Our julep cups are distinguished by signature markings: an eagle cartouche combined with the initials of the current President. The design emulates the British hallmark system, which began in the 13th century. My grandfather wanted to create his version of the British hallmarks, an American play on the hallmark. The initials serve as a way to date the cups for posterity.
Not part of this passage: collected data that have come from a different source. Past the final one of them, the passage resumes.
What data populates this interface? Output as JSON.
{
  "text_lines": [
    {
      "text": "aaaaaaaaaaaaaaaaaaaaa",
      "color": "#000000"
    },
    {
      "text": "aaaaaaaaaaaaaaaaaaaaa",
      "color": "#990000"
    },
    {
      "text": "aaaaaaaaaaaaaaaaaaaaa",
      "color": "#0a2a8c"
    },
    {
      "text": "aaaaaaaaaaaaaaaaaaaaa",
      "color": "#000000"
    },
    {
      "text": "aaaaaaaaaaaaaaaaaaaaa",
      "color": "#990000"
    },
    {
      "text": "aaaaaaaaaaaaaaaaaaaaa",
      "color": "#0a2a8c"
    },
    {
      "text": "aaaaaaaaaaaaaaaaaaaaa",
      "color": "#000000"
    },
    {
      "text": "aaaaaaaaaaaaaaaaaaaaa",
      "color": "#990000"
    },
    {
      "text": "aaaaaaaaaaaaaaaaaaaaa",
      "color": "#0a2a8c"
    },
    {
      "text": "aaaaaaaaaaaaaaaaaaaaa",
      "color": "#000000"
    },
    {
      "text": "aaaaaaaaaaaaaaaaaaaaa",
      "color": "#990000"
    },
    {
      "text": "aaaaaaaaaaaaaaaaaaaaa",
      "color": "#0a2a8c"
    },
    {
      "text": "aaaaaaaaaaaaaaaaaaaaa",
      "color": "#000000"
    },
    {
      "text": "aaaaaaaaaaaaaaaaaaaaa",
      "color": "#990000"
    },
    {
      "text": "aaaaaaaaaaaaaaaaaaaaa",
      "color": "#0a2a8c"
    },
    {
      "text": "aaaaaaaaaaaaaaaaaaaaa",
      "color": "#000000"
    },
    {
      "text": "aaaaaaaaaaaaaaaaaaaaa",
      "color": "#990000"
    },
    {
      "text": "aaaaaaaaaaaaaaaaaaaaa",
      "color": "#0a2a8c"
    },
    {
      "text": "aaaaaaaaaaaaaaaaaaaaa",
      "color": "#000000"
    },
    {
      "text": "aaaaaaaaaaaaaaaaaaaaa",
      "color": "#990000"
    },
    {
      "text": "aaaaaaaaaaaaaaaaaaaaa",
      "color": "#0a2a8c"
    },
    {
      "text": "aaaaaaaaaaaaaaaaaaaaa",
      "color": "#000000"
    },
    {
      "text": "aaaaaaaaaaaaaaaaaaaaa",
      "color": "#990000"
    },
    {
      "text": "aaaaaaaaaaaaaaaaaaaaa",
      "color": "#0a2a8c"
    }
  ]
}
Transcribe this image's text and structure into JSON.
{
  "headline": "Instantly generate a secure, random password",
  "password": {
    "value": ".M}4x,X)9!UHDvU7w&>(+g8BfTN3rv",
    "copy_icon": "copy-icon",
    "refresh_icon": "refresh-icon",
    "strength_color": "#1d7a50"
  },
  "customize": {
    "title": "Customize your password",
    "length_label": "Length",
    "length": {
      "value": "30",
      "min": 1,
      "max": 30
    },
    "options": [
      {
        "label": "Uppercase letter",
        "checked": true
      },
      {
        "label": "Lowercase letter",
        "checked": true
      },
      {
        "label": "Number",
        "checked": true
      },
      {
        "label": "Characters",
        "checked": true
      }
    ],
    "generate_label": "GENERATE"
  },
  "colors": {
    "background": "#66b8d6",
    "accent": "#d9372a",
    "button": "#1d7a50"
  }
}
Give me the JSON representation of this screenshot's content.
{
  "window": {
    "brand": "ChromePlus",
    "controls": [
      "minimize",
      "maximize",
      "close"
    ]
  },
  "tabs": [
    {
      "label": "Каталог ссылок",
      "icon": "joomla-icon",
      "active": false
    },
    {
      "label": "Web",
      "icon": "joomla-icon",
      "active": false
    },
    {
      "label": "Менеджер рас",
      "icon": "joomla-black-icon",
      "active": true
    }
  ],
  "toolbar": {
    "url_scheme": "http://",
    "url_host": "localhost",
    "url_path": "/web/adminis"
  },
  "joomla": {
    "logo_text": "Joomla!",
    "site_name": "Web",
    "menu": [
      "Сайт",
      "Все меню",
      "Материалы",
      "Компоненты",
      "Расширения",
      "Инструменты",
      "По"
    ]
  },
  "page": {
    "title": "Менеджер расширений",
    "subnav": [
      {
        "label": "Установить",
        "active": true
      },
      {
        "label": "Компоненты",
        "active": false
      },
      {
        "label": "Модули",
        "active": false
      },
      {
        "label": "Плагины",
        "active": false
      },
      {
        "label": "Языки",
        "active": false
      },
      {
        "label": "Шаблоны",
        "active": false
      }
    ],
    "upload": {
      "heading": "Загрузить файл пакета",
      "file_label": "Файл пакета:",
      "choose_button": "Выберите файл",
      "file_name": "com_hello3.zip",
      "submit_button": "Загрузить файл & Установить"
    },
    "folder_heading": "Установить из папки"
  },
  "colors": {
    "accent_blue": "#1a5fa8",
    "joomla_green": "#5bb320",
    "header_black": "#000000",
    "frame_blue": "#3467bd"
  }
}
As the tradition goes, each new President receives a julep cup bearing their initials. Thus far, every President has sent personal letters of thanks, except for one. All of the letters can be seen on display at Wakefield-Scearce Galleries in Shelbyville, Kentucky. Countless other dignitaries have been the recipients of our mint julep cups, including a set for J. Edgar Hoover.
A Very Special Customer
Perhaps the best customer we ever had was President Lyndon Johnson. After discovering our cups bearing his initials at a party hosted by Senator John Sparkman of Alabama, his secretary called for prices. He initially was not interested, but two weeks later personally called my grandfather. After a negotiation, another lasting relationship was established – President Johnson wrote letters to him over the years, before making a larger request. At the end of October one year, he called to ask for 650 cups for Department of State gifts by December 15th. A typical Christmas required 100-150 cups, and this expansive order was compounded by the short turnaround time. When my grandfather told the President the order was too much in too little time, the Commander in Chief responded with “Now Scearce, these are already in the plans and they must be in Washington by December 15th, gift wrapped for Christmas. I believe you can do it so get busy! I will send delivery instructions.” The cups were delivered one full day early.
A Gift for All Occasions
Our mint julep cups have been used by people and organizations from all walks of life, from a proud father wishing to commemorate the marriage of his daughter, all the way up to the President. Here in Kentucky, renowned Keeneland Race Course awards our cups as trophies to horse race winners, and has been doing so for 50 years.
A Personal Touch
Frequently the cups are personalized, and are more commonly used for decoration than for drinking. The initials on the bottom have given the cups special status as a collectors’ item. After a given Presidential term concludes, those initials are retired for good. The production of our mint julep cups is completely driven by the market. If the cups are not ordered, they will not be made.